Split a UTF-8 encoded string on blank characters without knowing about UTF-8 encoding


I would like to split a string at every blank character (' ', '\n', '\r', '\t', '\v', '\f') The string is stored in UTF8 encoding in a byte array (char*, or vector or string, for instance)

Can I just split the byte array at each splitting character? Said otherwise, am I sure that the byte values corresponding to these characters cannot be found in a multi-byte character? By looking at the UTF-8 spec it seems all multibyte characters have only bytes higher than 128.

Thanks


Solution

  • Yes, you can.

    Multibyte sequences necessarily include one lead byte (the two MSBs equal to 11) and one or more continuation bytes (two MSBs equal to 10). The total length of the multibyte sequence (lead byte+continuation bytes) is equal to the number of count of MSBs equal to 1 in the lead byte, before the first bit 0 appears (e.g.: if lead byte is 110xxxxx, exactly one continuation byte should follow; if it is 11110xxx, there should be exactly three continuation bytes).

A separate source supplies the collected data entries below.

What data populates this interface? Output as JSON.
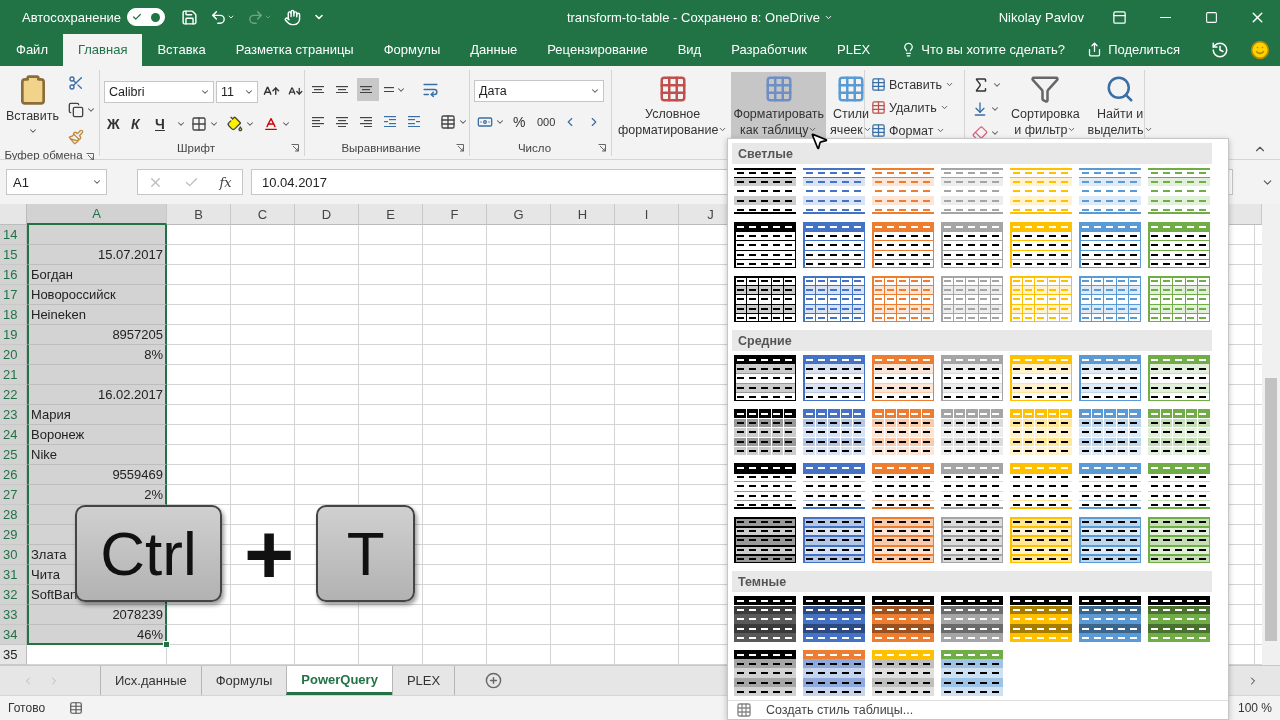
{
  "title_bar": {
    "autosave_label": "Автосохранение",
    "autosave_on": true,
    "redo_disabled": true,
    "title": "transform-to-table  -  Сохранено в: OneDrive",
    "user": "Nikolay Pavlov"
  },
  "tabs": [
    {
      "label": "Файл",
      "selected": false
    },
    {
      "label": "Главная",
      "selected": true
    },
    {
      "label": "Вставка",
      "selected": false
    },
    {
      "label": "Разметка страницы",
      "selected": false
    },
    {
      "label": "Формулы",
      "selected": false
    },
    {
      "label": "Данные",
      "selected": false
    },
    {
      "label": "Рецензирование",
      "selected": false
    },
    {
      "label": "Вид",
      "selected": false
    },
    {
      "label": "Разработчик",
      "selected": false
    },
    {
      "label": "PLEX",
      "selected": false
    }
  ],
  "tell_me": "Что вы хотите сделать?",
  "share": "Поделиться",
  "ribbon": {
    "clipboard": {
      "paste": "Вставить",
      "label": "Буфер обмена"
    },
    "font": {
      "name": "Calibri",
      "size": "11",
      "bold": "Ж",
      "italic": "К",
      "underline": "Ч",
      "label": "Шрифт"
    },
    "alignment": {
      "vertical": [
        {
          "selected": false
        },
        {
          "selected": false
        },
        {
          "selected": true
        }
      ],
      "label": "Выравнивание"
    },
    "number": {
      "format": "Дата",
      "percent": "%",
      "thousands": "000",
      "label": "Число"
    },
    "styles": [
      {
        "label": "Условное\nформатирование",
        "pressed": false
      },
      {
        "label": "Форматировать\nкак таблицу",
        "pressed": true
      },
      {
        "label": "Стили\nячеек",
        "pressed": false
      }
    ],
    "cells": [
      "Вставить",
      "Удалить",
      "Формат"
    ],
    "editing": [
      "Сортировка\nи фильтр",
      "Найти и\nвыделить"
    ]
  },
  "formula_bar": {
    "name_box": "A1",
    "fx": "fx",
    "value": "10.04.2017"
  },
  "sheet": {
    "columns": [
      {
        "label": "A",
        "selected": true
      },
      {
        "label": "B",
        "selected": false
      },
      {
        "label": "C",
        "selected": false
      },
      {
        "label": "D",
        "selected": false
      },
      {
        "label": "E",
        "selected": false
      },
      {
        "label": "F",
        "selected": false
      },
      {
        "label": "G",
        "selected": false
      },
      {
        "label": "H",
        "selected": false
      },
      {
        "label": "I",
        "selected": false
      },
      {
        "label": "J",
        "selected": false
      }
    ],
    "rows": [
      {
        "number": "14",
        "selected": true
      },
      {
        "number": "15",
        "selected": true,
        "a": {
          "text": "15.07.2017",
          "kind": "number"
        }
      },
      {
        "number": "16",
        "selected": true,
        "a": {
          "text": "Богдан",
          "kind": "text"
        }
      },
      {
        "number": "17",
        "selected": true,
        "a": {
          "text": "Новороссийск",
          "kind": "text"
        }
      },
      {
        "number": "18",
        "selected": true,
        "a": {
          "text": "Heineken",
          "kind": "text"
        }
      },
      {
        "number": "19",
        "selected": true,
        "a": {
          "text": "8957205",
          "kind": "number"
        }
      },
      {
        "number": "20",
        "selected": true,
        "a": {
          "text": "8%",
          "kind": "number"
        }
      },
      {
        "number": "21",
        "selected": true
      },
      {
        "number": "22",
        "selected": true,
        "a": {
          "text": "16.02.2017",
          "kind": "number"
        }
      },
      {
        "number": "23",
        "selected": true,
        "a": {
          "text": "Мария",
          "kind": "text"
        }
      },
      {
        "number": "24",
        "selected": true,
        "a": {
          "text": "Воронеж",
          "kind": "text"
        }
      },
      {
        "number": "25",
        "selected": true,
        "a": {
          "text": "Nike",
          "kind": "text"
        }
      },
      {
        "number": "26",
        "selected": true,
        "a": {
          "text": "9559469",
          "kind": "number"
        }
      },
      {
        "number": "27",
        "selected": true,
        "a": {
          "text": "2%",
          "kind": "number"
        }
      },
      {
        "number": "28",
        "selected": true
      },
      {
        "number": "29",
        "selected": true
      },
      {
        "number": "30",
        "selected": true,
        "a": {
          "text": "Злата",
          "kind": "text"
        }
      },
      {
        "number": "31",
        "selected": true,
        "a": {
          "text": "Чита",
          "kind": "text"
        }
      },
      {
        "number": "32",
        "selected": true,
        "a": {
          "text": "SoftBan",
          "kind": "text"
        }
      },
      {
        "number": "33",
        "selected": true,
        "a": {
          "text": "2078239",
          "kind": "number"
        }
      },
      {
        "number": "34",
        "selected": true,
        "a": {
          "text": "46%",
          "kind": "number"
        }
      },
      {
        "number": "35",
        "selected": false
      }
    ]
  },
  "shortcut": {
    "keys": [
      "Ctrl",
      "T"
    ],
    "joiner": "+"
  },
  "sheet_tabs": [
    {
      "label": "Исх.данные",
      "selected": false
    },
    {
      "label": "Формулы",
      "selected": false
    },
    {
      "label": "PowerQuery",
      "selected": true
    },
    {
      "label": "PLEX",
      "selected": false
    }
  ],
  "status": {
    "text": "Готово",
    "zoom": "100 %"
  },
  "gallery": {
    "sections": [
      {
        "title": "Светлые",
        "styles": [
          {
            "kind": "light-lines",
            "color": "#000000"
          },
          {
            "kind": "light-lines",
            "color": "#4472c4"
          },
          {
            "kind": "light-lines",
            "color": "#ed7d31"
          },
          {
            "kind": "light-lines",
            "color": "#a5a5a5"
          },
          {
            "kind": "light-lines",
            "color": "#ffc000"
          },
          {
            "kind": "light-lines",
            "color": "#5b9bd5"
          },
          {
            "kind": "light-lines",
            "color": "#70ad47"
          },
          {
            "kind": "light-header",
            "color": "#000000"
          },
          {
            "kind": "light-header",
            "color": "#4472c4"
          },
          {
            "kind": "light-header",
            "color": "#ed7d31"
          },
          {
            "kind": "light-header",
            "color": "#a5a5a5"
          },
          {
            "kind": "light-header",
            "color": "#ffc000"
          },
          {
            "kind": "light-header",
            "color": "#5b9bd5"
          },
          {
            "kind": "light-header",
            "color": "#70ad47"
          },
          {
            "kind": "light-grid",
            "color": "#000000"
          },
          {
            "kind": "light-grid",
            "color": "#4472c4"
          },
          {
            "kind": "light-grid",
            "color": "#ed7d31"
          },
          {
            "kind": "light-grid",
            "color": "#a5a5a5"
          },
          {
            "kind": "light-grid",
            "color": "#ffc000"
          },
          {
            "kind": "light-grid",
            "color": "#5b9bd5"
          },
          {
            "kind": "light-grid",
            "color": "#70ad47"
          }
        ]
      },
      {
        "title": "Средние",
        "styles": [
          {
            "kind": "medium-header",
            "color": "#000000"
          },
          {
            "kind": "medium-header",
            "color": "#4472c4"
          },
          {
            "kind": "medium-header",
            "color": "#ed7d31"
          },
          {
            "kind": "medium-header",
            "color": "#a5a5a5"
          },
          {
            "kind": "medium-header",
            "color": "#ffc000"
          },
          {
            "kind": "medium-header",
            "color": "#5b9bd5"
          },
          {
            "kind": "medium-header",
            "color": "#70ad47"
          },
          {
            "kind": "medium-banded",
            "color": "#000000"
          },
          {
            "kind": "medium-banded",
            "color": "#4472c4"
          },
          {
            "kind": "medium-banded",
            "color": "#ed7d31"
          },
          {
            "kind": "medium-banded",
            "color": "#a5a5a5"
          },
          {
            "kind": "medium-banded",
            "color": "#ffc000"
          },
          {
            "kind": "medium-banded",
            "color": "#5b9bd5"
          },
          {
            "kind": "medium-banded",
            "color": "#70ad47"
          },
          {
            "kind": "medium-lines",
            "color": "#000000"
          },
          {
            "kind": "medium-lines",
            "color": "#4472c4"
          },
          {
            "kind": "medium-lines",
            "color": "#ed7d31"
          },
          {
            "kind": "medium-lines",
            "color": "#a5a5a5"
          },
          {
            "kind": "medium-lines",
            "color": "#ffc000"
          },
          {
            "kind": "medium-lines",
            "color": "#5b9bd5"
          },
          {
            "kind": "medium-lines",
            "color": "#70ad47"
          },
          {
            "kind": "medium-fill",
            "color": "#000000"
          },
          {
            "kind": "medium-fill",
            "color": "#4472c4"
          },
          {
            "kind": "medium-fill",
            "color": "#ed7d31"
          },
          {
            "kind": "medium-fill",
            "color": "#a5a5a5"
          },
          {
            "kind": "medium-fill",
            "color": "#ffc000"
          },
          {
            "kind": "medium-fill",
            "color": "#5b9bd5"
          },
          {
            "kind": "medium-fill",
            "color": "#70ad47"
          }
        ]
      },
      {
        "title": "Темные",
        "styles": [
          {
            "kind": "dark",
            "color": "#595959"
          },
          {
            "kind": "dark",
            "color": "#4472c4"
          },
          {
            "kind": "dark",
            "color": "#ed7d31"
          },
          {
            "kind": "dark",
            "color": "#a5a5a5"
          },
          {
            "kind": "dark",
            "color": "#ffc000"
          },
          {
            "kind": "dark",
            "color": "#5b9bd5"
          },
          {
            "kind": "dark",
            "color": "#70ad47"
          },
          {
            "kind": "dark-light",
            "color": "#000000",
            "band": {
              "color": "#a5a5a5"
            }
          },
          {
            "kind": "dark-light",
            "color": "#ed7d31",
            "band": {
              "color": "#8ea9db"
            }
          },
          {
            "kind": "dark-light",
            "color": "#ffc000",
            "band": {
              "color": "#bfbfbf"
            }
          },
          {
            "kind": "dark-light",
            "color": "#70ad47",
            "band": {
              "color": "#9dc3e6"
            }
          }
        ]
      }
    ],
    "footer": "Создать стиль таблицы..."
  }
}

    So, if you find short MB sequences or stray continuationb bytes without a lead byte, your string is probably invalid anyway, and you split procedures probably wouldn't screw it any further than what it probably already was.

    But there is something you might want to note: Unicode introduces other “blank” symbols in the upper, non-ASCII compatible ranges. You might want to treat them accordingly.